Literatur

Übersetzen zwischen Tondern, Berlin und Nuuk

Übersetzen zwischen Tondern, Berlin und Nuuk

Übersetzen zwischen Tondern, Berlin und Nuuk

Claudia Knauer
Claudia Knauer
Apenrade/Aabenraa
Zuletzt aktualisiert um:
Marieke Heimburger
Übersetzerin Marieke Heimburger gab Einblicke in ihre Arbeit. Foto: Claudia Knauer

Fachfrauen zeigen in der Deutschen Zentralbücherei: Übersetzer stehen vor vielen sprachlichen Herausforderungen.

Wer eine Sprache spricht und versteht, ist noch lange kein Übersetzer. Das wurde am Sonnabend mehr als deutlich bei der Veranstaltung „Live Übersetzen“ im Rahmen des Hieronymus-Tages.

Marieke Heimburger war dabei doppelt engagiert: Zum einen sorgte sie für die Organisation verschiedener Veranstaltungen, darunter auch die in der Deutschen Zentralbücherei Apenrade, die großzügig von Statens Kunstfonds gefördert wurde, zum anderen übersetzte sie selbst zusammen mit ihrer Kollegin Kerstin Schöps vor Ort. Welche Fallstricke dabei lauern, wie um das richtige Wort gerungen wird und wie sich die Zusammenarbeit zwischen Menschen, die an sehr verschiedenen Orten Europas leben, gestaltet, erfuhren die zahlreichen Gäste in der Leseecke der Bücherei.

Regenvorhang, Regengardine oder Regenwand?

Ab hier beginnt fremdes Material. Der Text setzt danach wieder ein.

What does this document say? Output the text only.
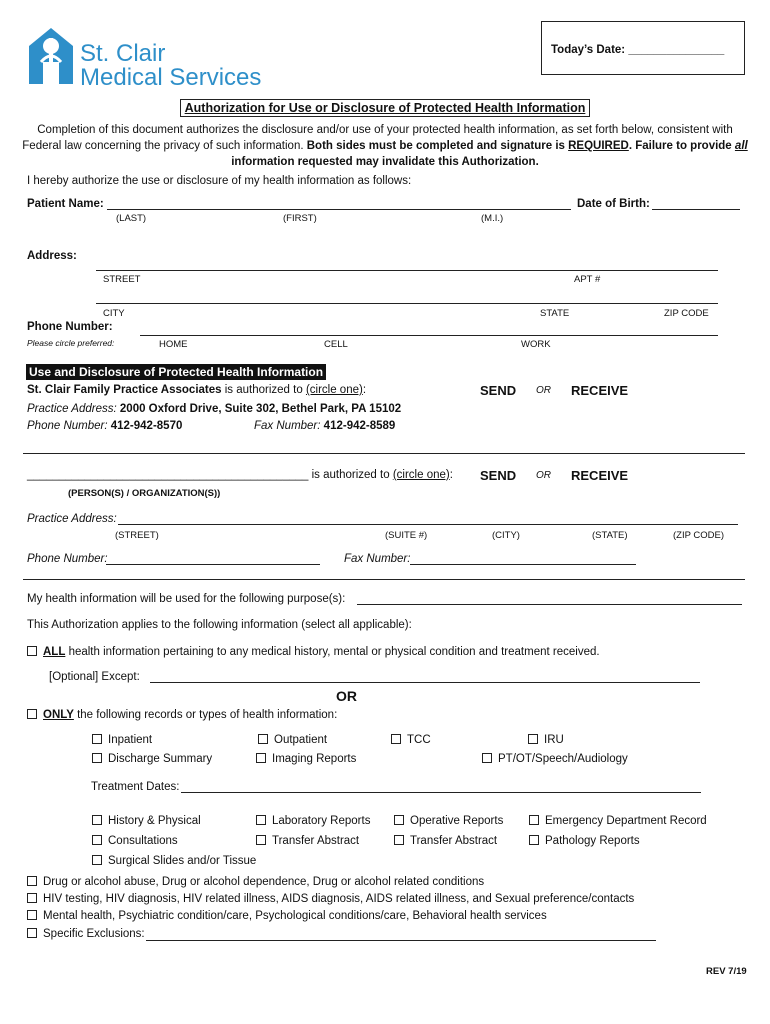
St. Clair
Medical Services
Today’s Date: _______________
Authorization for Use or Disclosure of Protected Health Information
Completion of this document authorizes the disclosure and/or use of your protected health information, as set forth below, consistent with
Federal law concerning the privacy of such information. Both sides must be completed and signature is REQUIRED. Failure to provide all
information requested may invalidate this Authorization.
I hereby authorize the use or disclosure of my health information as follows:
Patient Name:	Date of Birth:
(LAST)	(FIRST)	(M.I.)
Address:
STREET	APT #
CITY	STATE	ZIP CODE
Phone Number:
Please circle preferred:	HOME	CELL	WORK
Use and Disclosure of Protected Health Information
St. Clair Family Practice Associates is authorized to (circle one):	SEND OR RECEIVE
Practice Address: 2000 Oxford Drive, Suite 302, Bethel Park, PA 15102
Phone Number: 412-942-8570	Fax Number: 412-942-8589
____________________________________________ is authorized to (circle one): SEND OR RECEIVE
(PERSON(S) / ORGANIZATION(S))
Practice Address:
(STREET)	(SUITE #)	(CITY)	(STATE)	(ZIP CODE)
Phone Number:	Fax Number:
My health information will be used for the following purpose(s):
This Authorization applies to the following information (select all applicable):
ALL health information pertaining to any medical history, mental or physical condition and treatment received.
[Optional] Except:
OR
ONLY the following records or types of health information:
Inpatient	Outpatient	TCC	IRU
Discharge Summary	Imaging Reports	PT/OT/Speech/Audiology
Treatment Dates:
History & Physical	Laboratory Reports	Operative Reports	Emergency Department Record
Consultations	Transfer Abstract	Transfer Abstract	Pathology Reports
Surgical Slides and/or Tissue
Drug or alcohol abuse, Drug or alcohol dependence, Drug or alcohol related conditions
HIV testing, HIV diagnosis, HIV related illness, AIDS diagnosis, AIDS related illness, and Sexual preference/contacts
Mental health, Psychiatric condition/care, Psychological conditions/care, Behavioral health services
Specific Exclusions:
REV 7/19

Marieke Heimburger und Kerstin Schöps zeigten anhand der – per Zufall gezogenen – Seite 199 des jüngsten Buches von Mads Peder Nordbo, wie übersetzt wird. Zeile für Zeile warfen sie via Beamer auf die Leinwand, schrieben die Übersetzung, fügten Kommentare für die jeweils andere Übersetzerin bzw. die Lektorin hinzu und diskutierten intensiv mit dem Publikum, ob es nun ein Regenvorhang oder gar eine Regengardine oder nicht vielmehr eine Regenwand ist, die der Autor in Nuuk – wo „Pigen uden hud“ spielt – auftauchen lässt.

Die Technik macht es möglich, dass im Arbeitsalltag Marieke Heimburger in Tondern vor ihrem Computer sitzt, Kerstin Schöps in Berlin und der Autor von Nuuk auf Fragen zu seinem Text antwortet. Kommt dann noch die Lektorin ins Spiel, wird die Landkarte um Frankfurt erweitert.

Übersetzer stehen vor vielen Herausforderungen, berichteten die beiden Fachfrauen, denn sie dürfen nicht einfach Worte übertragen, sie müssen den Kontext erfassen, wissen, wann man sich im Deutschen duzt oder siezt und wo in welcher Sprache Verb oder Objekt erwartet werden.

Dazu kommen viele andere Fragen: Sollen sachliche Fehler des Autors, der Autorin bereinigt werden? Hier verfahren die Übersetzer unterschiedlich, erfuhren die Gäste, die sich sehr aktiv und vor allem sprachkundig an der Diskussion beteiligten. Nicht nur, dass alle sowohl Deutsch als auch Dänisch sprechen und verstehen, eine Besucherin lebte auch gerade ein halbes Jahr in Nuuk und konnte Orts- und Sprachkenntnisse beisteuern.

Für die gemeinsame Übersetzungsarbeit hatten sich Heimburger und Schöps das Buch in vier Viertel aufgeteilt und dann die Übersetzungen der jeweils anderen noch einmal durchgesehen und Fragen diskutiert.

Was genau bei dieser sorgsamen verantwortungsbewussten Arbeit herausgekommen ist, können die Leser bald selbst überprüfen, wenn „Pigen uden hud“ auf Deutsch erscheint. Welchen Titel das Buch haben wird, liegt nicht in der Hand der Übersetzerinnen. Marieke Heimburger würde „Geschundenes Mädchen“ empfehlen. Aber häufig folgen die Verlage nicht dem Rat der Fachfrau. Man darf gespannt sein.